The study in JAMA Psychiatry, led by sports scientists at the University of Limerick in Ireland, examined the results of 33 previous clinical trials that analyzed a total of 1877 participants. It found that resistance training—lifting weights, using resistance bands, doing push ups, and any other exercises targeted at strengthening muscles rather than increasing heart rate—significantly reduced symptoms of depression.

This held true regardless of how healthy people were overall, how much of the exercises they were assigned to do, or how much stronger they got as a result. While the effect wasn’t as strong in blinded trials—where the assessors don’t know who is in the control group and who isn’t, as is the case in higher-quality studies—it was still notable. According to first author Brett Gordon, these trials showed a medium effect, while others showed a large effect, but both were statistically significant.

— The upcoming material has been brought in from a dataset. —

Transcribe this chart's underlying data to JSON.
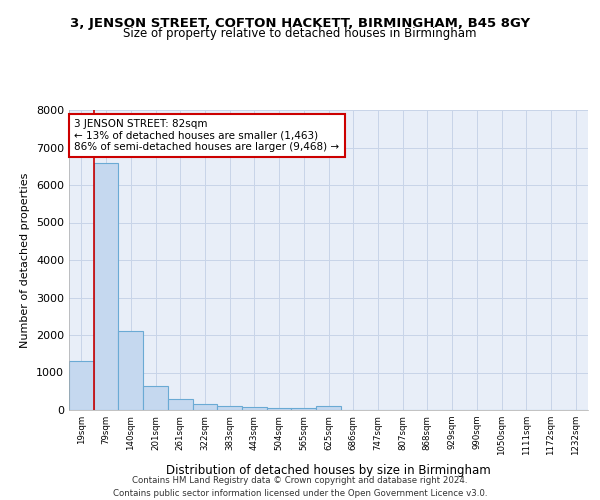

The studies in the paper all looked at the effects of these training regimes on people with mild to moderate depression, and the results might not translate to people with severe depression. Unfortunately, many of the studies analyzed didn’t include information on whether or not the patients were taking antidepressants, so the researchers weren’t able to determine what role medications might play in this. However, Gordon tells Mental Floss in an email that “the available evidence supports that [resistance training] may be an effective alternative and/or adjuvant therapy for depressive symptoms that could be prescribed on its own and/or in conjunction with other depression treatments,” like therapy or medication.

There haven’t been a lot of studies yet comparing whether aerobic exercise or resistance training might be better at alleviating depressive symptoms, and future research might tackle that question. Even if one does turn out to be better than the other, though, it seems that just getting to the gym can make a big difference.